Sync Action
Sync spec sections with the configured ticket system (GitHub Issues, Jira, or Linear) from CI. Useful when your org wants ticket-system credentials to live as GitHub secrets in your own workflow rather than being held server-side by the Canon managed cloud.
uses: canonhq/canon/actions/sync@v1Inputs
| Name | Required | Default | Description |
|---|---|---|---|
direction | no | both | forward (specs → tickets), reverse (tickets → specs), or both |
specs | no | "" | Substring filter for spec file paths |
dry-run | no | "" | Force dry-run mode (default: dry-run on PRs, apply on push) |
comment | no | true | Post a sticky PR comment with the sync plan when running on a PR |
python-version | no | 3.12 | |
canon-version | no | >=1.0.0,<2.0.0 |
Outputs
| Name | Description |
|---|---|
exit-code | Exit code from canon sync (0 = success) |
dry-run-used | Whether the run was a dry-run (true / false) |
log-path | Absolute path to the captured sync log on the runner |
Example: bidirectional sync on push to main
name: Canon Ticket Sync
on:
push:
branches: [main]
paths:
- "docs/specs/**"
- "CANON.yaml"
jobs:
sync:
runs-on: ubuntu-latest
permissions:
contents: write
issues: write
pull-requests: write
steps:
- uses: actions/checkout@v4
- uses: canonhq/canon/actions/sync@v1
with:
direction: both
env:
# GitHub Issues uses the workflow's built-in token automatically.
# For Jira or Linear, pass the secret here.

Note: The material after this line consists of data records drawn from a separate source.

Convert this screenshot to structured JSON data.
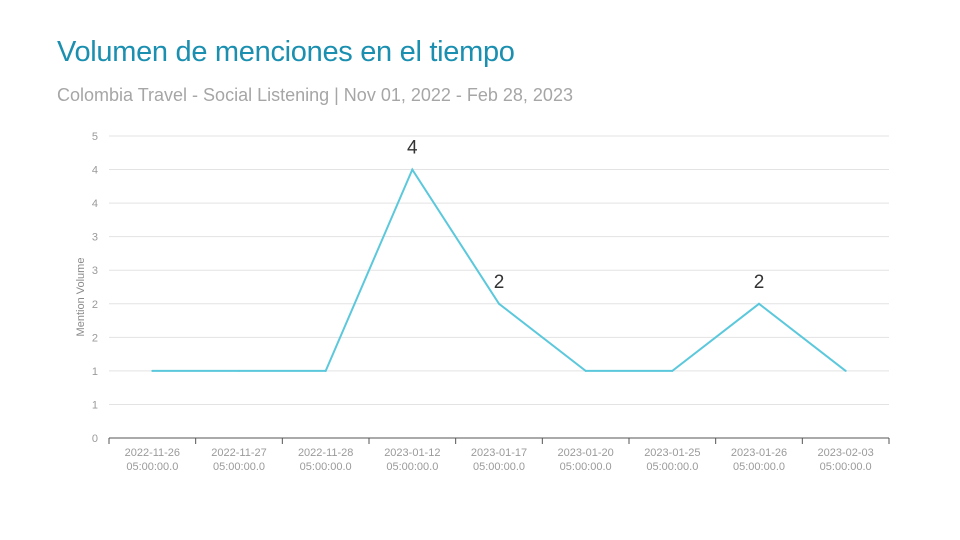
{
  "header": {
    "title": "Volumen de menciones en el tiempo",
    "subtitle": "Colombia Travel - Social Listening | Nov 01, 2022 - Feb 28, 2023"
  },
  "chart_data": {
    "type": "line",
    "ylabel": "Mention Volume",
    "ylim": [
      0,
      5
    ],
    "y_ticks": [
      {
        "value": 0,
        "label": "0"
      },
      {
        "value": 0.5,
        "label": "1"
      },
      {
        "value": 1,
        "label": "1"
      },
      {
        "value": 1.5,
        "label": "2"
      },
      {
        "value": 2,
        "label": "2"
      },
      {
        "value": 2.5,
        "label": "3"
      },
      {
        "value": 3,
        "label": "3"
      },
      {
        "value": 3.5,
        "label": "4"
      },
      {
        "value": 4,
        "label": "4"
      },
      {
        "value": 4.5,
        "label": "5"
      }
    ],
    "categories": [
      {
        "date": "2022-11-26",
        "time": "05:00:00.0"
      },
      {
        "date": "2022-11-27",
        "time": "05:00:00.0"
      },
      {
        "date": "2022-11-28",
        "time": "05:00:00.0"
      },
      {
        "date": "2023-01-12",
        "time": "05:00:00.0"
      },
      {
        "date": "2023-01-17",
        "time": "05:00:00.0"
      },
      {
        "date": "2023-01-20",
        "time": "05:00:00.0"
      },
      {
        "date": "2023-01-25",
        "time": "05:00:00.0"
      },
      {
        "date": "2023-01-26",
        "time": "05:00:00.0"
      },
      {
        "date": "2023-02-03",
        "time": "05:00:00.0"
      }
    ],
    "values": [
      1,
      1,
      1,
      4,
      2,
      1,
      1,
      2,
      1
    ],
    "data_labels": [
      {
        "index": 3,
        "text": "4"
      },
      {
        "index": 4,
        "text": "2"
      },
      {
        "index": 7,
        "text": "2"
      }
    ],
    "line_color": "#5bc8dc",
    "grid": true,
    "legend": "none"
  }
}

# JIRA_TOKEN: ${{ secrets.JIRA_TOKEN }}
# LINEAR_API_KEY: ${{ secrets.LINEAR_API_KEY }}Example: dry-run preview on PRs
name: Canon Ticket Sync (dry-run)
on:
pull_request:
branches: [main]
paths:
- "docs/specs/**"
- "CANON.yaml"
jobs:
sync:
runs-on: ubuntu-latest
permissions:
contents: read
pull-requests: write # for the sticky comment
steps:
- uses: actions/checkout@v4
- uses: canonhq/canon/actions/sync@v1
# dry-run defaults on for PR triggers, so no input is neededThe action posts a sticky <!-- canon:action:sync:rolling --> comment on the PR with the would-be-sync plan and updates it in place on subsequent runs.
How it routes
The sync action always runs the CLI in --local mode, which bypasses the Canon server proxy and talks to the ticket system directly using credentials from the workflow environment:
- GitHub Issues: uses the workflow's built-in
GITHUB_TOKEN - Jira: reads
JIRA_TOKEN(and any other env vars Canon's Jira adapter expects — see the ticket sync guide) - Linear: reads
LINEAR_API_KEY
This is the right model when:
- You don't want the Canon managed cloud holding your Jira/Linear credentials
- You're self-hosting Canon and don't run the server-proxy adapter
- You want every sync to be visible as a workflow run in your own GitHub Actions UI
Step summary
Every run writes the sync command line, the chosen mode (dry-run or apply), the spec filter (if any), and the last 200 lines of CLI output to $GITHUB_STEP_SUMMARY. The full log is preserved at the path exposed via the log-path output.
Permissions
| Mode | Required permissions |
|---|---|
direction: forward (or both) on push | contents: read, issues: write, pull-requests: write |
direction: reverse (or both) on push | contents: write, issues: read, pull-requests: read |
Dry-run on PR with comment: true | contents: read, pull-requests: write |
Pitfalls
- Dry-run is the default on PRs for a reason. The forward path creates real tickets and the reverse path mutates spec files. You almost always want a human review before either happens. Override with
dry-run: falseonly if you trust the trigger. --localis non-negotiable. The action always passes--localbecause the alternative — server-proxy mode — requires Canon-side credentials that aren't available in CI. If you want the proxy flow, install the Canon backend and let theauditaction call it viacanon-token.- Reverse sync on PRs is rarely useful. The point of
reverseis to pull ticket-system updates back into specs, which then need to be committed. On a PR you can preview the changes, but applying them requires a follow-up commit. Most teams run forward on PRs (for visibility) and reverse on a schedule (inweekly-audit.yml).